Rasanya nyaman banget ya, punya seseorang yang selalu nyariin kamu duluan tiap hari. Kamu tahu dia bakal selalu ada di sana, menunggu balasanmu walau kadang baru kamu baca berjam-jam kemudian.
Wajar kok kalau kamu sempat merasa di atas angin karena tahu ada yang sayang setengah mati sama kamu. Tapi jujur, kadang kita jadi seegois itu, menganggap kepedulian orang lain sebagai sesuatu yang selamanya bakal gratis.
Dia Juga Bisa Lelah
Sabar itu ada tanggal kedaluwarsanya.
Kamu mungkin berpikir dia nggak akan pernah ke mana-mana karena cintanya sedalam itu. Padahal, setiap kali chatnya cuma kamu jawab singkat atau bahkan kamu abaikan semalaman, ada bagian dari dirinya yang pelan-pelan mulai mati rasa. Dia bukannya bodoh, dia hanya sedang memperjuangkanmu dengan sisa-sisa tenaga yang dia miliki sekarang.

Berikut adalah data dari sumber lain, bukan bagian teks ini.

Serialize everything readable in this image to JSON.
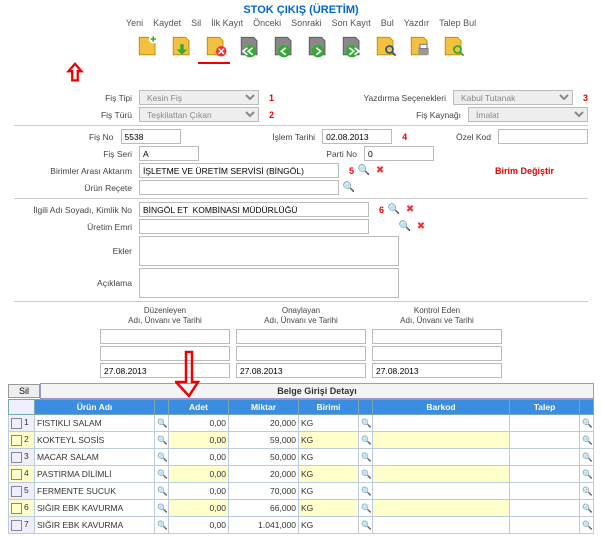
{
  "title": "STOK ÇIKIŞ (ÜRETİM)",
  "menu": [
    "Yeni",
    "Kaydet",
    "Sil",
    "İlk Kayıt",
    "Önceki",
    "Sonraki",
    "Son Kayıt",
    "Bul",
    "Yazdır",
    "Talep Bul"
  ],
  "form": {
    "fisTipiLbl": "Fiş Tipi",
    "fisTipi": "Kesin Fiş",
    "yazdirLbl": "Yazdırma Seçenekleri",
    "yazdir": "Kabul Tutanak",
    "fisTuruLbl": "Fiş Türü",
    "fisTuru": "Teşkilattan Çıkan",
    "fisKaynagiLbl": "Fiş Kaynağı",
    "fisKaynagi": "İmalat",
    "fisNoLbl": "Fiş No",
    "fisNo": "5538",
    "islemTarihiLbl": "İşlem Tarihi",
    "islemTarihi": "02.08.2013",
    "ozelKodLbl": "Özel Kod",
    "ozelKod": "",
    "fisSeriLbl": "Fiş Seri",
    "fisSeri": "A",
    "partiNoLbl": "Parti No",
    "partiNo": "0",
    "birimAktarimLbl": "Birimler Arası Aktarım",
    "birimAktarim": "İŞLETME VE ÜRETİM SERVİSİ (BİNGÖL)",
    "birimDegistir": "Birim Değiştir",
    "urunReceteLbl": "Ürün Reçete",
    "urunRecete": "",
    "ilgiliLbl": "İlgili Adı Soyadı, Kimlik No",
    "ilgili": "BİNGÖL ET  KOMBİNASI MÜDÜRLÜĞÜ",
    "uretimEmriLbl": "Üretim Emri",
    "uretimEmri": "",
    "eklerLbl": "Ekler",
    "ekler": "",
    "aciklamaLbl": "Açıklama",
    "aciklama": ""
  },
  "markers": {
    "m1": "1",
    "m2": "2",
    "m3": "3",
    "m4": "4",
    "m5": "5",
    "m6": "6"
  },
  "sig": {
    "h1a": "Düzenleyen",
    "h1b": "Adı, Ünvanı ve Tarihi",
    "h2a": "Onaylayan",
    "h2b": "Adı, Ünvanı ve Tarihi",
    "h3a": "Kontrol Eden",
    "h3b": "Adı, Ünvanı ve Tarihi",
    "d1": "27.08.2013",
    "d2": "27.08.2013",
    "d3": "27.08.2013"
  },
  "grid": {
    "deleteBtn": "Sil",
    "title": "Belge Girişi Detayı",
    "cols": {
      "urun": "Ürün Adı",
      "adet": "Adet",
      "miktar": "Miktar",
      "birimi": "Birimi",
      "barkod": "Barkod",
      "talep": "Talep"
    },
    "rows": [
      {
        "n": "1",
        "urun": "FISTIKLI SALAM",
        "adet": "0,00",
        "miktar": "20,000",
        "birimi": "KG"
      },
      {
        "n": "2",
        "urun": "KOKTEYL SOSİS",
        "adet": "0,00",
        "miktar": "59,000",
        "birimi": "KG"
      },
      {
        "n": "3",
        "urun": "MACAR SALAM",
        "adet": "0,00",
        "miktar": "50,000",
        "birimi": "KG"
      },
      {
        "n": "4",
        "urun": "PASTIRMA DİLİMLİ",
        "adet": "0,00",
        "miktar": "20,000",
        "birimi": "KG"
      },
      {
        "n": "5",
        "urun": "FERMENTE SUCUK",
        "adet": "0,00",
        "miktar": "70,000",
        "birimi": "KG"
      },
      {
        "n": "6",
        "urun": "SIĞIR EBK KAVURMA",
        "adet": "0,00",
        "miktar": "66,000",
        "birimi": "KG"
      },
      {
        "n": "7",
        "urun": "SIĞIR EBK KAVURMA",
        "adet": "0,00",
        "miktar": "1.041,000",
        "birimi": "KG"
      }
    ]
  }
}
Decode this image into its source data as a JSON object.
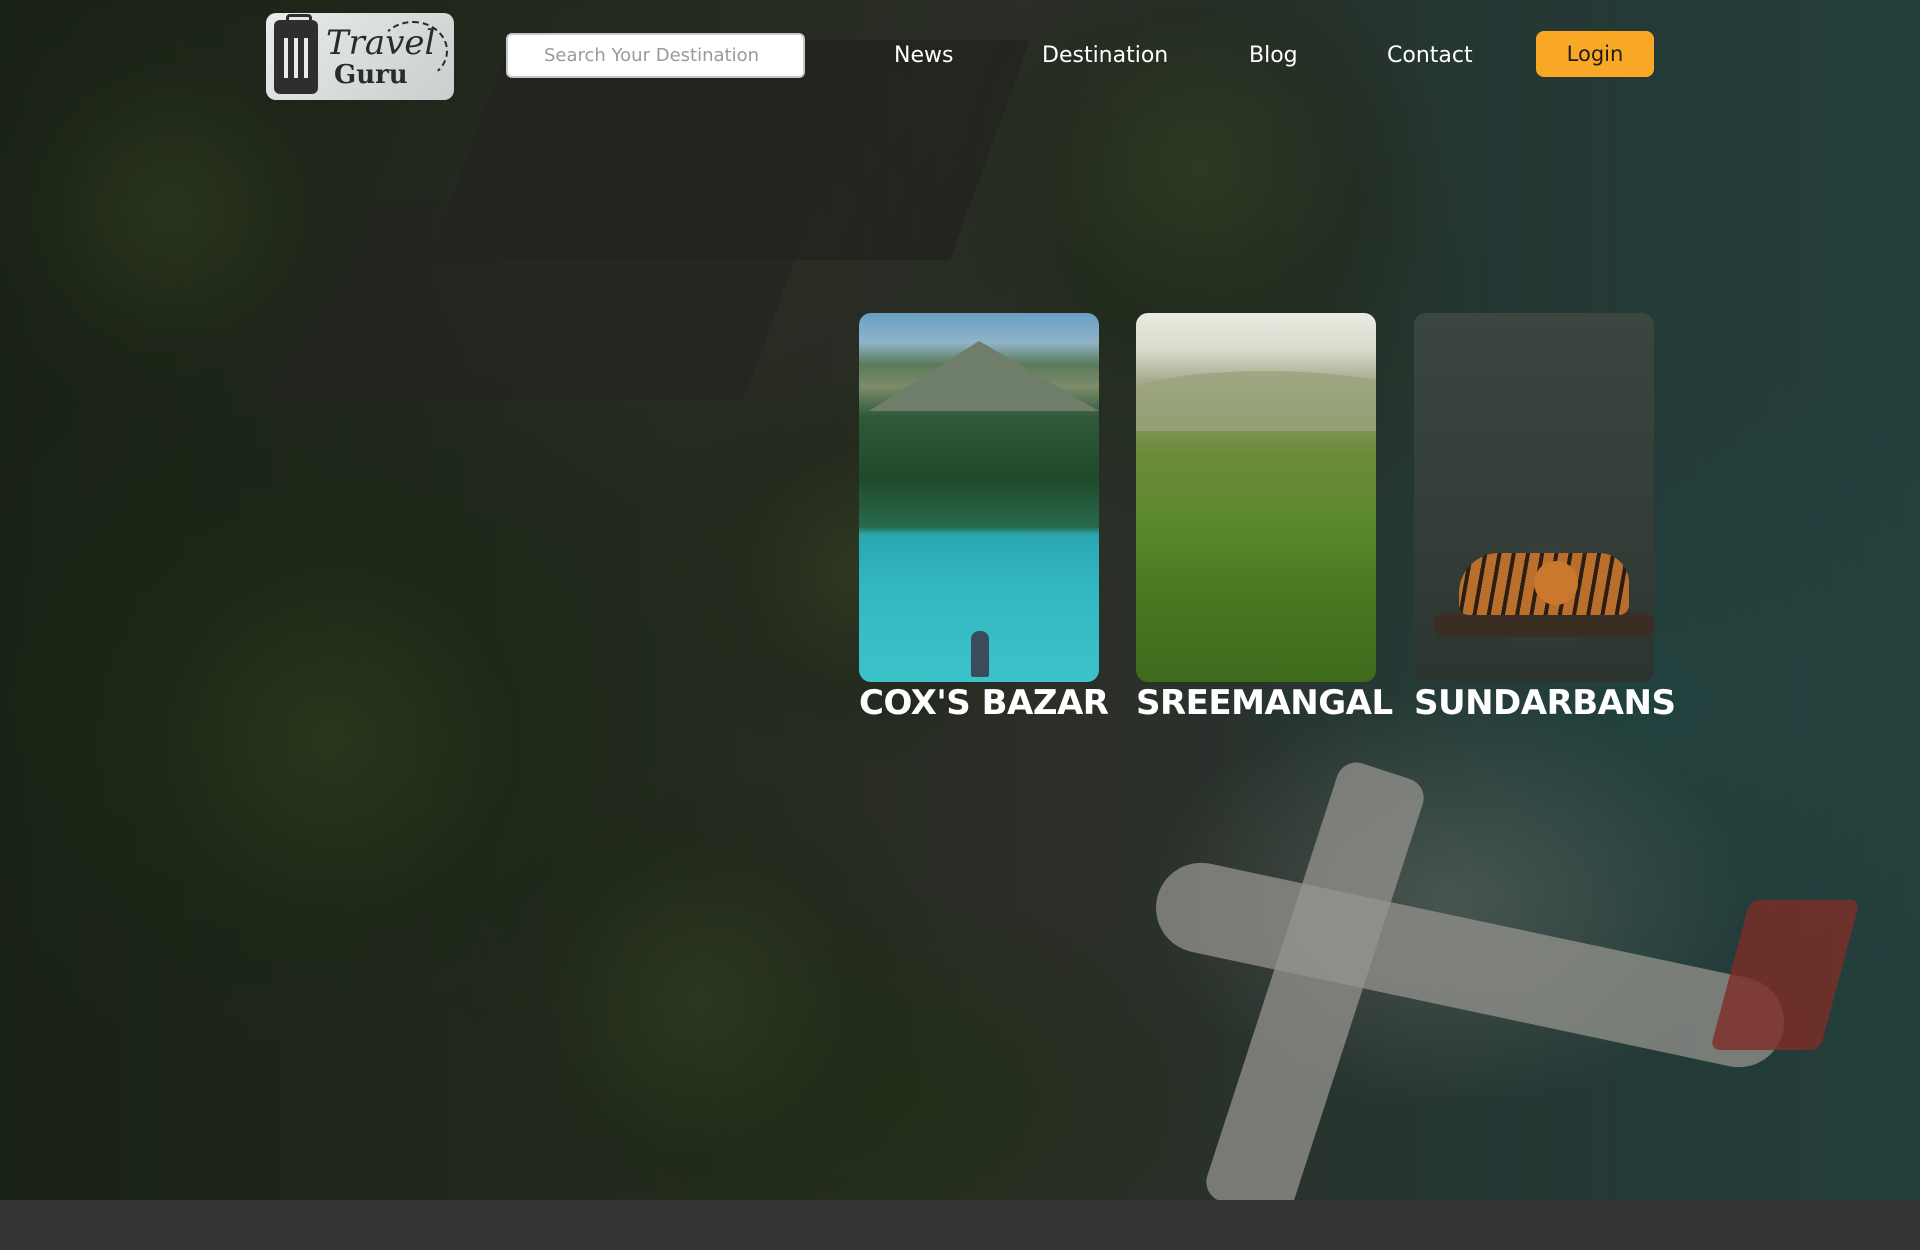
{
  "header": {
    "logo": {
      "line1": "Travel",
      "line2": "Guru"
    },
    "search": {
      "placeholder": "Search Your Destination",
      "value": ""
    },
    "nav": [
      "News",
      "Destination",
      "Blog",
      "Contact"
    ],
    "login_label": "Login"
  },
  "destinations": [
    {
      "name": "COX'S BAZAR"
    },
    {
      "name": "SREEMANGAL"
    },
    {
      "name": "SUNDARBANS"
    }
  ],
  "colors": {
    "accent": "#f9a825",
    "footer": "#333333",
    "text": "#ffffff"
  },
  "icons": [
    "suitcase-icon"
  ]
}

Ketika Semuanya Tiba-tiba Berubah
Nanti, saat dia sudah benar-benar hilang, duniamu bakal mendadak sepi.
Kamu akan mulai merindukan notifikasi darinya yang dulu sering kamu anggap mengganggu itu. Kamu baru sadar bahwa yang mahal itu bukan perhatiannya, melainkan ketulusan yang belum tentu bisa kamu temukan lagi pada orang lain di masa depan. Hati manusia itu cair, hari ini dia bisa memohon-mohon agar kamu meliriknya, tapi besok dia bisa jadi orang paling asing yang menatapmu tanpa rasa apa-apa.
Mulai Hargai Sebelum Terlambat
Mumpung dia masih di sana, coba ketik satu pesan hangat untuknya sekarang.
Turunkan sedikit egomu dan mulailah membalas perhatiannya dengan hangat, sebelum kamu harus melewati malam-malam penuh penyesalan hanya untuk menyadari kehadirannya.